By the same token, the advantage with a programme constructed along these lines is that the new cladding offers not so much a different take on familiar music as a completely new set of pieces. On modern trumpet and piano the eight-movement suite Pienaar has fashioned from Rameau's Naïs is brittle and bold, the segue into Hahn's À Chloris helped by the quotation of Bach's ‘G string' melody in the opening bars of the song (a clever bit of programming, that). Chabrier's piano output provided Pienaar with the makings of a four-movement suite which contains two of the most buoyantly happy items in all French music the ‘Danse villageoise' and Scherzo-valse from the Dix Pièces pittoresques, perfectly suited to the trumpet - which contrast effectively with the two slower pieces which precede them. The third movement of Saint-Saëns's Second Cello Sonata, a long-melodied Romanza, hesitant, intimate and confessional in the original, becomes far more of a public statement here, its climaxes brasher on the trumpet than with the cello, where you sense it has truths that must be told. I have played this track and the closing account of Fauré¹s Second Violin Sonata repeatedly, in the hope that familiarity would remove the strangeness of these new incarnations, with only partial success. Freeman-Attwood contributes an intriguing defence of his appropriation of the Fauré, going into some detail about what he calls the ‘trumpet-iness' of the music - chiefly its ability to carry particular kinds of phrasing - but I am not yet reconciled to hearing the music cast in gestures far larger and grander than those of the cello or the violin.

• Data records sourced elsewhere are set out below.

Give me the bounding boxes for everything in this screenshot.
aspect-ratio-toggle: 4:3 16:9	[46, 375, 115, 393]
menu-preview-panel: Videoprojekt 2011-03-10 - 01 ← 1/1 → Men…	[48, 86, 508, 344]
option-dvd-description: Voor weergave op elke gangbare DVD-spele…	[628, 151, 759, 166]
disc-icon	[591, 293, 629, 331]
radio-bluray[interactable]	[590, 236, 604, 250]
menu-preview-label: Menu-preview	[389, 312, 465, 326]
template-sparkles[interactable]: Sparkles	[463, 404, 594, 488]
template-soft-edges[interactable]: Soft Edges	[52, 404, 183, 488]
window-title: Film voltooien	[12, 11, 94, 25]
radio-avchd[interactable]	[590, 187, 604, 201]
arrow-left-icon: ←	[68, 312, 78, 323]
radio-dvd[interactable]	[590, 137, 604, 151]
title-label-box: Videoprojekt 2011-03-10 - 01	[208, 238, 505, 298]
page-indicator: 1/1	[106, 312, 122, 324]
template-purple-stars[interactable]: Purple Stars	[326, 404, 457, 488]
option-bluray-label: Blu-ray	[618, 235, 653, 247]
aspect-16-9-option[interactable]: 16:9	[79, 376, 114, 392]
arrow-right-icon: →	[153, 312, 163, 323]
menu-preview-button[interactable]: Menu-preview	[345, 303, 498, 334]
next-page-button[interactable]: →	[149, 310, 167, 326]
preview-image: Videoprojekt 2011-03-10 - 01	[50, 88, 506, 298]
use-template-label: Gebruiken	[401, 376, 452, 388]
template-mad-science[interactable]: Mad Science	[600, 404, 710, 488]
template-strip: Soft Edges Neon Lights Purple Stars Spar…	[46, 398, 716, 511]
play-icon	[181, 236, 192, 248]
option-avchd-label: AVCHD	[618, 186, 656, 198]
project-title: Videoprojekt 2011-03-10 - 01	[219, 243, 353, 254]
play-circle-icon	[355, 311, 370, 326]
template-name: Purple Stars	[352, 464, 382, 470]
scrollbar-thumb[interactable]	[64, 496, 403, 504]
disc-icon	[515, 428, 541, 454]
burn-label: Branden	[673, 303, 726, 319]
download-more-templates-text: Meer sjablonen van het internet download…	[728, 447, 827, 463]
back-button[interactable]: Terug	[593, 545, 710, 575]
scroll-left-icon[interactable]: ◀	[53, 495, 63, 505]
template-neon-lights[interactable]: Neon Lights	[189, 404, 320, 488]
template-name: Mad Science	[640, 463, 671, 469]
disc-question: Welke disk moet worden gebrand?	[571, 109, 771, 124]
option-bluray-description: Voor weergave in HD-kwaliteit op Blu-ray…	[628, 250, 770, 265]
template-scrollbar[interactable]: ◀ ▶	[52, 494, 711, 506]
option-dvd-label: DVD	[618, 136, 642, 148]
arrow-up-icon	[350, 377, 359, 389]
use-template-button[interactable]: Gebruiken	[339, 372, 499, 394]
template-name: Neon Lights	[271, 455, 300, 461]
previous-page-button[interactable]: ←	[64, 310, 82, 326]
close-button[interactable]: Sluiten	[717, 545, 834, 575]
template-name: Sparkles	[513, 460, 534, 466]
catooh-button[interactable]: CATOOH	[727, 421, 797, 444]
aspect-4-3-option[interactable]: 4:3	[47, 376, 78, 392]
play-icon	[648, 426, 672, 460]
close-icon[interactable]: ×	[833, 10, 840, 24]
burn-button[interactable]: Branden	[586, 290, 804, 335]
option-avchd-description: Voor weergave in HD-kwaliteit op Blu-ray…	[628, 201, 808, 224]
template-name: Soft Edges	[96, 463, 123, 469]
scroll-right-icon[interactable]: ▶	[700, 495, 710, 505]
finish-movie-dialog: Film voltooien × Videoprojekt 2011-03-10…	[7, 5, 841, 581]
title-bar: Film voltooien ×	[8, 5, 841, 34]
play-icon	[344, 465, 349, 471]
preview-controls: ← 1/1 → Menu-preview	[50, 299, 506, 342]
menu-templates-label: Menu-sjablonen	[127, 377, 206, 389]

Of course, by grafting this music into the trumpet repertoire Freeman-Attwood is linking it with the French trumpet tradition itself, best known in the playing of musicians such as Maurice André and Guy Touvron, who at home enjoy the kind of popularity, unsuspected outside France, that André Previn and James Galway enjoyed here at the height of their television careers a decade or two ago. Accordingly, Freeman-Attwood adopts the cornet-like tone of that tradition - bright, clean, precise - and delivers performances of narrative elegance devoid of any in-your-face brassiness. The sheer faithfulness of the recording to the acoustic does Pienaar no favours, as I say: you can hear how alertly and responsively he plays, but he is just that bit too far away for you to be able to concentrate on the detail of what he is doing. A curate's egg of a CD, then, since the curate readily admitted it is very good in parts. I'm certainly not one of those purists who object to the very idea of transcription (on the contrary: a good transcription can reveal things about the music that had escaped you beforehand), but I do wonder whether the Saint-Saëns and the Fauré were the best places to start expanding the trumpet repertoire and in this acoustic a harp might have offered a more suitable accompaniment.